The first one on this list is tungsten, with an atomic number 74 and an atomic mass of nearly 184 amu. Tungsten is the second naturally occurring hardest material. And it also has the second-highest melting point among all-natural materials. Notably, the only other material that surpasses tungsten is diamond.
Due to its high melting and boiling points, this rare metal is popularly used in electrical and thermal applications. For example, tungsten wire is mostly used in creating the inner lining of high-temperature furnaces. Apart from this, the metal also finds applications in everyday products such as manufacturing filaments for bulbs.
With an atomic number 42 and a relative atomic mass of 96 amu, this transition metal is also used to add electrical conductivity to alloys. Some common products that contain Mo include engine parts, missiles, drills, saw blades, and so on.
Atomic number 75 and relative atomic mass 186 makes Rhenium one of the rarest metals on earth.

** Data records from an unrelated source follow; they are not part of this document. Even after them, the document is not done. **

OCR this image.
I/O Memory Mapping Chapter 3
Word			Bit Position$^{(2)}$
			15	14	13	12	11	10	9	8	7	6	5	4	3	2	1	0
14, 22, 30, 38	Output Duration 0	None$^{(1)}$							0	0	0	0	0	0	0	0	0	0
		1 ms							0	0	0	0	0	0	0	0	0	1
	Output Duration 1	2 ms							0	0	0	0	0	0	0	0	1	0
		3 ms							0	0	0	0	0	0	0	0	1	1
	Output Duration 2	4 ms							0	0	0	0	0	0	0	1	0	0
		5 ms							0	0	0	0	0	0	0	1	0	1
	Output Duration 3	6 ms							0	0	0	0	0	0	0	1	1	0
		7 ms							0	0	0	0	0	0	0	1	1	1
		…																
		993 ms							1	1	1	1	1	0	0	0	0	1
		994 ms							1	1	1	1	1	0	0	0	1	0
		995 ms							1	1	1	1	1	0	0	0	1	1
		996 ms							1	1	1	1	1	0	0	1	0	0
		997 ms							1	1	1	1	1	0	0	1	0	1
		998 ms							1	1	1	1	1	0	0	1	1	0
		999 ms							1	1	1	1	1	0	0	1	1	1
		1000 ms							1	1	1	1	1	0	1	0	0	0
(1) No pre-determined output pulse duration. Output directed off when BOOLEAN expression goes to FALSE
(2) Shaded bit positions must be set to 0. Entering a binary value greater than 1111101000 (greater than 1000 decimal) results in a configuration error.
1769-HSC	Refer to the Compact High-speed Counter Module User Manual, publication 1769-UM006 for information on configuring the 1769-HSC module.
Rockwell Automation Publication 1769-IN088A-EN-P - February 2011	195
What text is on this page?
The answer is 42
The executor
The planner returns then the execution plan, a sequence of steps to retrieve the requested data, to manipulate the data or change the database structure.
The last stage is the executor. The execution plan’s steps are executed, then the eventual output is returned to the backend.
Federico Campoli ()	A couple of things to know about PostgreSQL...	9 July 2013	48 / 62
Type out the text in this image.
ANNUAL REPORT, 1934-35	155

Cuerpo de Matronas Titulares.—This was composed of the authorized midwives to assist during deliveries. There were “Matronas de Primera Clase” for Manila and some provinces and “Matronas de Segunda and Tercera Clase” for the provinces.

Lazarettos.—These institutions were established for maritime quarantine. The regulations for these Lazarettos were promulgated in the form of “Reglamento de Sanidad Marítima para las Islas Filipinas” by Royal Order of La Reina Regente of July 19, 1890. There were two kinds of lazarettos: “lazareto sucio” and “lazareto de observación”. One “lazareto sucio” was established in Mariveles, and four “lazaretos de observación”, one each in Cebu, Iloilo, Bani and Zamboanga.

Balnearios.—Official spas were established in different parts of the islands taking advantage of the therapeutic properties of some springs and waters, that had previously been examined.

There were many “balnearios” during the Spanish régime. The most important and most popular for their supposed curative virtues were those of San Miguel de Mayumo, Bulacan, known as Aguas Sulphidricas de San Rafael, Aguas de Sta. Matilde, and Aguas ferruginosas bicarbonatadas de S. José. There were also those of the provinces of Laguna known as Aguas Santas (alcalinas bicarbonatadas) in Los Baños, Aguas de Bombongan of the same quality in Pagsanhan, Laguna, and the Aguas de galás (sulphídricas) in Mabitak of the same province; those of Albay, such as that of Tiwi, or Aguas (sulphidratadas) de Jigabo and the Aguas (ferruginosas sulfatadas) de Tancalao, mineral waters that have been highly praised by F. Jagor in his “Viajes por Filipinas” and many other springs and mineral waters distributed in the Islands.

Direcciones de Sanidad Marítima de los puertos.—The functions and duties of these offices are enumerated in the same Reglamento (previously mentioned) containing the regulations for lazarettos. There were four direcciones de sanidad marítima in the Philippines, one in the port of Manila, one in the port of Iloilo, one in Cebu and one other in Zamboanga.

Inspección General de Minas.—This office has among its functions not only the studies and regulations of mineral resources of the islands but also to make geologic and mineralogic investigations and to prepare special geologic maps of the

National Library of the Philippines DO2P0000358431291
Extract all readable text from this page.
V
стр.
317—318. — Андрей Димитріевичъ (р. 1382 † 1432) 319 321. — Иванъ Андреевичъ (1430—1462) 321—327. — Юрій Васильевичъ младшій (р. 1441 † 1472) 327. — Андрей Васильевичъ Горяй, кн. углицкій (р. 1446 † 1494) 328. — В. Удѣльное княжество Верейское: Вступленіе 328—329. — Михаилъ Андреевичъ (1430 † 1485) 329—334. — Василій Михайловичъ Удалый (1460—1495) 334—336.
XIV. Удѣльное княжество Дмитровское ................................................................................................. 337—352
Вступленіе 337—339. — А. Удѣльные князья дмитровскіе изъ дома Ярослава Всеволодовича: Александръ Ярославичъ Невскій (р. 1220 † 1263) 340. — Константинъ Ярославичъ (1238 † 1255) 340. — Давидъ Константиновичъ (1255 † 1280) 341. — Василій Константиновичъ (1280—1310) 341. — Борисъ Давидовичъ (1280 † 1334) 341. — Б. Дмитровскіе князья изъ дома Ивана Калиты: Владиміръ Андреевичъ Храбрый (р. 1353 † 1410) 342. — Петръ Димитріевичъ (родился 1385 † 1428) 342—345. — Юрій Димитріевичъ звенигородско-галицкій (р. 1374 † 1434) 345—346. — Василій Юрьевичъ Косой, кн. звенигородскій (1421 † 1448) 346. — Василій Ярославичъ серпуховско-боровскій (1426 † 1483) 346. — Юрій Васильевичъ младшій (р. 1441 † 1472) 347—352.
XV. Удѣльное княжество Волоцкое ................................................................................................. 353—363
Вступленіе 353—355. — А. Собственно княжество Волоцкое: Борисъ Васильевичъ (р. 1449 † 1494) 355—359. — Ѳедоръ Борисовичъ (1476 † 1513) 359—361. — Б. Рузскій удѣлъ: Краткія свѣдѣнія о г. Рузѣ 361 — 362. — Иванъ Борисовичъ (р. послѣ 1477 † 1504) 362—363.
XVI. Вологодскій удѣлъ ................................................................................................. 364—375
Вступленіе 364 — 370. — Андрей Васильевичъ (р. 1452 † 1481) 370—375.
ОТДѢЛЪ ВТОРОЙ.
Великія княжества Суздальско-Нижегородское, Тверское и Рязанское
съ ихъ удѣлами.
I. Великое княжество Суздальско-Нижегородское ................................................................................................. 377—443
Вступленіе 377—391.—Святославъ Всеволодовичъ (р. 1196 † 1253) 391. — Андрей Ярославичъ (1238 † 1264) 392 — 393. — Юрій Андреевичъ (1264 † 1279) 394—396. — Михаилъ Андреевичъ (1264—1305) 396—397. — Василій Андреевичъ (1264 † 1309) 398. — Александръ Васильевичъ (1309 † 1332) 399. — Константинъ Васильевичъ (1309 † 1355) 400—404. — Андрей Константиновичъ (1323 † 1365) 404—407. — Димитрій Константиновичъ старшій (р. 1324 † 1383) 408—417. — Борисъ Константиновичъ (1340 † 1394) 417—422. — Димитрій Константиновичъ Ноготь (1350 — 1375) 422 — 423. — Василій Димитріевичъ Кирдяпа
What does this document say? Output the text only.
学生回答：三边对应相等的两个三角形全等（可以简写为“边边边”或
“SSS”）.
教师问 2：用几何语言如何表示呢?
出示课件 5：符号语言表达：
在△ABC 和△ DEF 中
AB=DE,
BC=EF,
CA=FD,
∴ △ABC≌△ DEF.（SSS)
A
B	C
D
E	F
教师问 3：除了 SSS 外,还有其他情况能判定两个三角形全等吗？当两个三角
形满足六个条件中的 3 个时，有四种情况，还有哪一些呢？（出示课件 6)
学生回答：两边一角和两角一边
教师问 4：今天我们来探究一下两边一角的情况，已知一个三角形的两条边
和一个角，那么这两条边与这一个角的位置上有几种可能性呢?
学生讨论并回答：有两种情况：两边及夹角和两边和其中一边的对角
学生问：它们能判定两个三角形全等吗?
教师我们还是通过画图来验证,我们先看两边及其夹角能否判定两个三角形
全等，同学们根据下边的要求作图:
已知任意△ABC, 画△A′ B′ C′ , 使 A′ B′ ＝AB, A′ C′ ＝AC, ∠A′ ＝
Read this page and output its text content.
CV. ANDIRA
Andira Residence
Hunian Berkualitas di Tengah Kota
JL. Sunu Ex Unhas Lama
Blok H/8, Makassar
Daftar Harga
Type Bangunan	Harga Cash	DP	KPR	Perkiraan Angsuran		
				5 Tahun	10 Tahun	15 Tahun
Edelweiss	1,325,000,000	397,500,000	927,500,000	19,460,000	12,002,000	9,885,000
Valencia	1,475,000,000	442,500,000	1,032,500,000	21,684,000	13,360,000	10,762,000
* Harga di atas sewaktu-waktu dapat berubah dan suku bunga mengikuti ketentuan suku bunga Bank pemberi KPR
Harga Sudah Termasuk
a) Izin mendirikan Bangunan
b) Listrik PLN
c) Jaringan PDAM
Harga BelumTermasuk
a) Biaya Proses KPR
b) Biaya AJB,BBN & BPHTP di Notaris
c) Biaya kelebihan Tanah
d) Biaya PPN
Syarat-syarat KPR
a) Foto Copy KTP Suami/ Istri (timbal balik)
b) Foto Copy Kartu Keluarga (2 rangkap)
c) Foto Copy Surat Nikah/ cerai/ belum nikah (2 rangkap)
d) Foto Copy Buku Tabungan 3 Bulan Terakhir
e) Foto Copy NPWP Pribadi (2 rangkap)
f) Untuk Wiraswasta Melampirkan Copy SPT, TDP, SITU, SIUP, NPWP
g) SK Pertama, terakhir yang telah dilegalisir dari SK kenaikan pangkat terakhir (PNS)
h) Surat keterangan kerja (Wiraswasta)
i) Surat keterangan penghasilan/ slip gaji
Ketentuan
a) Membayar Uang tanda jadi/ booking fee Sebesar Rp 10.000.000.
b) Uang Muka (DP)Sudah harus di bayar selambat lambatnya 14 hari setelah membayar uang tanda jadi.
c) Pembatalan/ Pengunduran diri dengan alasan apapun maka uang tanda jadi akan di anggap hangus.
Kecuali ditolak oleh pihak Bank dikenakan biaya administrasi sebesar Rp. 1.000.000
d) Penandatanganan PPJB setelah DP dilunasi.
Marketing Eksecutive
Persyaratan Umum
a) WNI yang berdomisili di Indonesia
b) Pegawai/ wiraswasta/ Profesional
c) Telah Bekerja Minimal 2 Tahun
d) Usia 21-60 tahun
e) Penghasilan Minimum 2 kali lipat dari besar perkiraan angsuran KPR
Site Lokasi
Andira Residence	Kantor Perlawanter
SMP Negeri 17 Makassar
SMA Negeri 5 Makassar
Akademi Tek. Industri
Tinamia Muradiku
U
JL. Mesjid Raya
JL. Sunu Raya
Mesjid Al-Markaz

And notably, Rhenium is only second to tungsten when it comes to its melting point.
It finds its applications mostly as an additive to molybdenum and tungsten-based alloys. Besides, it is also popularly used as a catalyst in the hydrogenation of fine chemicals. It is also used in filaments for ovens and x-ray machines.
Titanium is one of the most widely used rare metals amongst all. Due to its low bio-activity, it is preferably used as an implant for skeletal injuries. More to it, the metal is also low in density and still offers very high strength.
Its atomic number is 22 and its relative atomic mass is 48. Commercially available titanium has very high tensile strength, which is also one of the reasons for its application as an implant for skeletal fractures. Apart from medical applications, it is also used in aerospace and marine constructions. Though it is 60% denser than aluminum it still offers twice its strength.
Despite their rare occurrence, these transition metals are highly popular for exceptional applications. Most of the transition metals offer unmatched catalytic properties. However, this does not mean that they are not used anywhere else. And the information shared in this article is quite evident of the same.
It is noteworthy that none of the aforementioned metals are radio-active. Meaning, they do not pose a lot of environmental issues, despite being rarely available in the crust. More and more studies are still being carried out to find more uses for these metals.